Monday, March 26, 2012
Hotpoint Appliance ads (1955)
It's the candiest eye candy I think I've ever laid eyes on. Lemme at 'em!
GUYS. I WANT PINK APPLIANCES. And this kitchen. Wholesale, lock stock, I'll take everything. Look at the wealth of convenience and style taking place in this 1955 Hotpoint ad. It's the actual living end! See how the fabric on the stool's seat matches the bright red kitchen curtains and countertop! How the yellow inlaid linoleum eagle harmonizes its circlet of matching stars with similar points along the very top edge of the wall! How you could park a city bus in the sheer square footage of the place! This kitchen.... I could make a lot of hedgehog-shaped-cheese balls for company in this kitchen. I could bake a lot of meatloaves.
Do you, like me, suffer from hardcore well-appointed kitchen envy?
Sunburst clock and mint green/pale yellow/ red color scheme? I got my eye on you.
It's not that there's anything particularly wrong with my kitchen. I have one of those totally straightforward, medium sized 50's houses' kitchens that runs along the back of the house in a straight shot to the dining area. On days when Bab and I have managed to keep the no dishwasher dishload under control and refrain from leaving large plastic sacks of Goodwill acquisitions on the counter, it actually seems kind of airy. But when I see kitchens like these, the size of a middle school gym, I can't lie and say I wouldn't appreciate the room to break into a musical number (or at least serve hors d'oeurves right off the counter) if I so saw fit.
While the mauve isn't my first color choice, see how there's a cherry blossom panel broken up by the stove's range hood? I am SO into that...
I really envy the 60's homesteader couples who would pick out a plot of land in suburbia, after having spent their early marriage in a reasonably small 1920's house in town, and just build the whole kit and caboodle house from the ground up. Can you imagine a housewife, exulting in her husband's recent promotion and the family's checkbook's concomitant growth, looking over blueprints and saying "Oh, make it twice as big as that! I want to have the BIGGEST KITCHEN ON THE BLOCK." I remember a pop up video factoid from the Shawn Colvin video for "Sunny Came Home" saying something about women spending x amount of waking hours , in their lives, in the kitchen, more so than any other room in the house, so why shouldn't it be a room to put all other rooms to shame?
I can't quite make out the pattern on that black day dress, but that doesn't keep me from wanting it.
Many times, in the course of estate sale shopping, I manage to casing the built-in features of fifties' houses.
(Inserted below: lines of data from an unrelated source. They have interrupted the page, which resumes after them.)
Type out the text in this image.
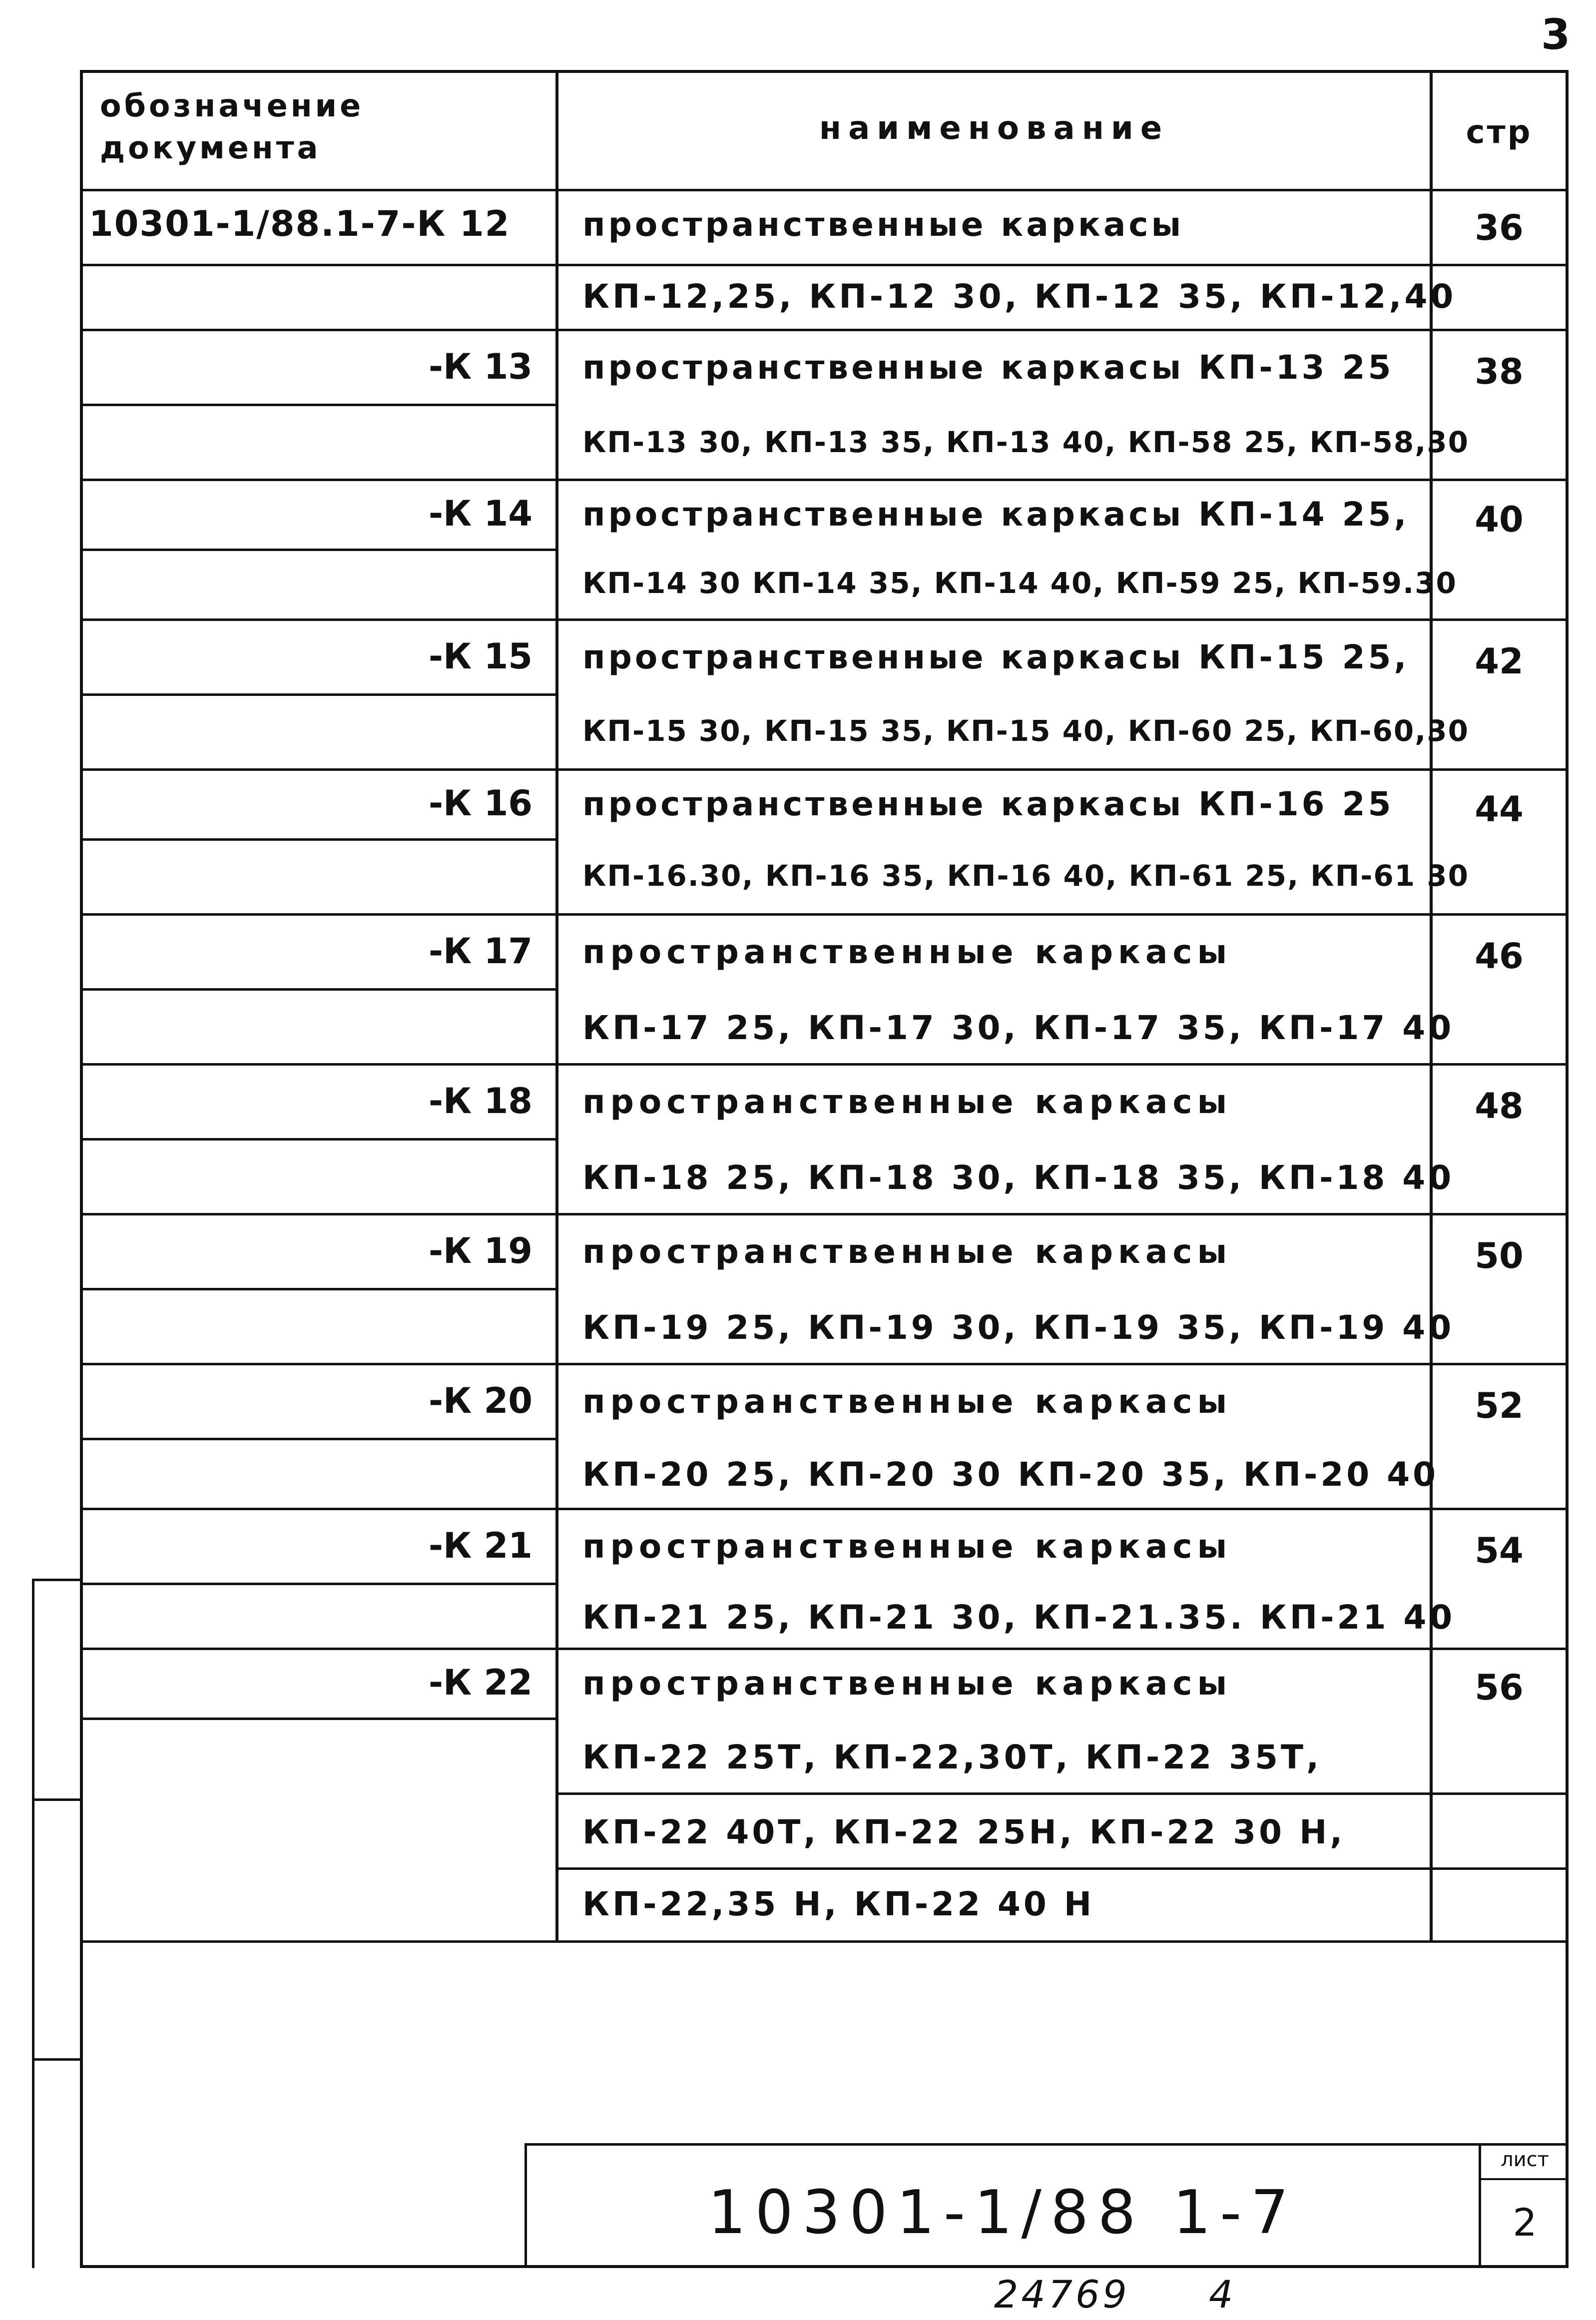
3
обозначение
документа
наименование	стр
10301-1/88.1-7-К 12 пространственные каркасы	36
КП-12,25, КП-12 30, КП-12 35, КП-12,40
-К 13 пространственные каркасы КП-13 25	38
КП-13 30, КП-13 35, КП-13 40, КП-58 25, КП-58,30
-К 14 пространственные каркасы КП-14 25,	40
КП-14 30 КП-14 35, КП-14 40, КП-59 25, КП-59.30
-К 15 пространственные каркасы КП-15 25,	42
КП-15 30, КП-15 35, КП-15 40, КП-60 25, КП-60,30
-К 16 пространственные каркасы КП-16 25	44
КП-16.30, КП-16 35, КП-16 40, КП-61 25, КП-61 30
-К 17 пространственные каркасы	46
КП-17 25, КП-17 30, КП-17 35, КП-17 40
-К 18 пространственные каркасы	48
КП-18 25, КП-18 30, КП-18 35, КП-18 40
-К 19 пространственные каркасы	50
КП-19 25, КП-19 30, КП-19 35, КП-19 40
-К 20 пространственные каркасы	52
КП-20 25, КП-20 30 КП-20 35, КП-20 40
-К 21 пространственные каркасы	54
КП-21 25, КП-21 30, КП-21.35. КП-21 40
-К 22 пространственные каркасы	56
КП-22 25Т, КП-22,30Т, КП-22 35Т,
КП-22 40Т, КП-22 25Н, КП-22 30 Н,
КП-22,35 Н, КП-22 40 Н
10301-1/88 1-7
лист
2
24769 4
What I weirdly covet the most? Number one: built in stoves/built in appliances of any kind predating the year 1970. Gosh, they're fancy! Sometimes I just look at Retro Renovation and drool. I know they'd be a pain in the neck to have serviced or replaced, but this is dream shopping, and in my dream world, everything is brand new and never malfunctions. Number two: a curved counter end-cap, with little shelves to keep mixing bowls and other kitchen knickknacks and necessaries. Guess what? The above kitchen has BOTH. It's almost unfair!
Going back to the appliances point, however, I've found vintage replica stoves and refrigerators that seem to cost as much as a good used car (unacceptable) and real vintage stoves which are reasonably priced, but would put me in mortal fear of leaving the house to go to work, just in case the house burns down while I'm away (I have that fear enough with freaking new appliances... think of how nervous I would be with style superior but safety inferior vintage ones!). I wasn't always as worried about this as I am now. I was working as a substitute at a high school where a 1950's refrigerator someone had put in the break room started to breathe black, billowy smoke in the middle of a work day and had to be taken out. Vintage lover's trauma! That thing was the size and spectacle of a early 50's Cadillac (to whom it was probably a contemporary), but what good is an appliance if you can't turn your back on it for five seconds without it causing a catastrophe? What's a MCM lovin' girl to do?
This is a laundry room, but I just had to show you guys three things: the indoor sun-room type thing at stage right, the red Eames-y chair, and that long clear plastic sliding door shelf that looks like something from the Holodeck. I love them!
An extremely low-fi pic below will show you what I'm talking about in terms of my woefully "real-life" kitchen. Donna Reed would not cook in this place! But I do. We're thinking about putting in black and white tile linoleum to match the painted cabinets. What do you think? Retro hit or miss? Would a green or yellow to match the table set work better, given the removal of the (cheery, but clashing) red and white curtains? I'm reviewing the situation...
Being the retrophiles that I know you are, how do you feel about serving 1950's kitchen realness? Is your place up to snuff in terms of period accuracy, or do you leave the main 50's decorating to the items that won't catch fire in the night? What mid century kitchen item would you love to find a new old stock still in the box version at some daydream of an estate sale? I'd love to know!